Arden Row Assets, LLC v. Commissioner, Basswood Aggregates, LLC v. Commissioner, and Delwood Resources, LLC v. Commissioner
The attorney representing the taxpayer in Lakepoint also represents taxpayers before the Tax Court in the cases of Arden Row Assets, LLC v. Commissioner, Basswood Aggregates, LLC v. Commissioner, and Delwood Resources, LLC v. Commissioner. Based on the alleged backdating in Lakepoint, the taxpayers in Arden Row Assets, Basswood Aggregates, and Delwood Resources filed First Request for Admissions on August 16, 2023, seeking admissions from the IRS as to whether certain penalty approval forms were backdated.
The examinations of all three partnerships in Arden Row Assets, Basswood Aggregates, and Delwood Resources were handled by the same revenue agent and manager. On July 12, 2021, the revenue agent separately emailed his manager with respect to each partnership, informing him that it was likely that penalties would be asserted against each partnership, but did not specify which penalties or the basis for those penalties. On July 14, 2021, the manager responded to the revenue agent’s emails with the subject lines for each email: “I approve penalties.” In the body of each response, the manager simply wrote the name of the partnership, without indicating which penalty he was approving or confirming the basis for asserting the penalties. In an email dated March 11, 2022, the revenue agent asked his manager to sign a penalty approval lead sheet for the three partnerships. The revenue agent wrote: “Ideally (?) the date you use to sign should be either the date you ‘approved’ penalties against Taxpayer (7/14/21) . . . or a little thereafter?”
The taxpayers’ First Request for Admissions seeks to ascertain whether a penalty approval lead sheet (or its equivalent) had been signed by the team manager and whether the revenue agent was asking his manager to backdate his signature on the lead sheet to July 14, 2021, or a date shortly thereafter.
Even more troubling, the First Request for Admissions seeks to ascertain whether the revenue agent also attached to the email dated March 11, 2022, workpapers and a signed penalty lead sheet from an unrelated audit to provide the manager with “backup” examples. In seeking this information, the First Request for Admissions notes that the manager responded by writing: “All 3 are signed with the date of July 14, 2021. Thanks for giving me all the ‘backup’ too!”
Takeaways
While the IRS has historically been given substantial deference by the Tax Court, these recent events are deeply problematic and might reveal broader and systemic issues within the IRS. These incidents also have come to light at a time when recent IRS funding provided by the Inflation Reduction Act is being targeted, and the IRS is at risk of losing additional funding that it has so desperately needed.
The Court, however, seems to be taking note of these missteps by the IRS, as evidenced by the recent Memorandum Opinion in Lakepoint.

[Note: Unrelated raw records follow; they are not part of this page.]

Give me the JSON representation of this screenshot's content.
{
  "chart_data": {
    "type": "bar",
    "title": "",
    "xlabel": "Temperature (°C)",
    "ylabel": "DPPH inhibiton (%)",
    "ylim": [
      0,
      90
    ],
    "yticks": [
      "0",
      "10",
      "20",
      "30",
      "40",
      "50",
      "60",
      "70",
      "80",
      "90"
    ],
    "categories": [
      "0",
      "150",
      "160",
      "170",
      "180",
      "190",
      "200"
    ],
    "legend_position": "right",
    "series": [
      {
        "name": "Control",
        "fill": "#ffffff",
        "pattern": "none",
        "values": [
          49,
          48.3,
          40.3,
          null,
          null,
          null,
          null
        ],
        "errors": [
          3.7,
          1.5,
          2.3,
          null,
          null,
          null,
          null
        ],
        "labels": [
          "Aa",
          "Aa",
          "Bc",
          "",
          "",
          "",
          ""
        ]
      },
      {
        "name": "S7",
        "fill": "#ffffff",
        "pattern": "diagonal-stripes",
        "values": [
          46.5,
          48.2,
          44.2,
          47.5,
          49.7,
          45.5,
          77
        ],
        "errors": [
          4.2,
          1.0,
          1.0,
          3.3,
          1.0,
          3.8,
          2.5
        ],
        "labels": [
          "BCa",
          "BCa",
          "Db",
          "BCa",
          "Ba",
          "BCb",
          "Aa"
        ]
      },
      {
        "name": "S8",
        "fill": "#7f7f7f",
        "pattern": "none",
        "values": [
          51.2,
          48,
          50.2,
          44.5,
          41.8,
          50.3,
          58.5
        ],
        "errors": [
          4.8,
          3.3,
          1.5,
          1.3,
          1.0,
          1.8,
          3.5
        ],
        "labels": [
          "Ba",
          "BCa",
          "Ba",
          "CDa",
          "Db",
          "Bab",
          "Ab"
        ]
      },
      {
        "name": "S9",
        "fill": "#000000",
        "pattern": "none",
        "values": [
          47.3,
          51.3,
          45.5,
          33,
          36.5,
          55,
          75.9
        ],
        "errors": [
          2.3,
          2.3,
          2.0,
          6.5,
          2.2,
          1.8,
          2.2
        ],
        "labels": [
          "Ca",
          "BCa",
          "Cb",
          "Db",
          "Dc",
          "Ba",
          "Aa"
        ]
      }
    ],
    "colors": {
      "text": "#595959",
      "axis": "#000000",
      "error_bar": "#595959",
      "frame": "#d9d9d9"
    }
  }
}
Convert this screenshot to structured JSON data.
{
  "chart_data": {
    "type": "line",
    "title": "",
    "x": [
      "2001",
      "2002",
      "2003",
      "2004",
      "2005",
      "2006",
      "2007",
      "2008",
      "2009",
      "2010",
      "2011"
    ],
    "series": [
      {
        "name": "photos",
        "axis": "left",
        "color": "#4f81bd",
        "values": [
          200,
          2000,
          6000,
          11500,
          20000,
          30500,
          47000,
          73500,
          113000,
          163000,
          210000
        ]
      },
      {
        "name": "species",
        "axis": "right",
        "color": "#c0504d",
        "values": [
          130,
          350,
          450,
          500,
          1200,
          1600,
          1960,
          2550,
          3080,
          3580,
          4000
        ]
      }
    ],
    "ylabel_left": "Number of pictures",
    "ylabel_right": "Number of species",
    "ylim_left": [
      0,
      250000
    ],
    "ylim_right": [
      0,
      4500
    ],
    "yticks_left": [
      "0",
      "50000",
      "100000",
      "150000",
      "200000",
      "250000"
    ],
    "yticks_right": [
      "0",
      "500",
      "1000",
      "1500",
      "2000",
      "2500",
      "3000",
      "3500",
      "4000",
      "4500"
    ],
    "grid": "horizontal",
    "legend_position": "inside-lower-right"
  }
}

In an Opinion served on August 28, 2023, the Court also admonished the IRS in the case of R. J. Channels, Inc. v. Commissioner, T.C. Memo. 2023-109, for its “common practice” of reconstructing a statutory notice of deficiency from electronic databases when the IRS was unable to produce a copy of the original notice, stating that such practice was “disconcerting” and “created doubt” as to whether the accuracy-related penalty asserted in the notice was, in fact, ever determined by the IRS.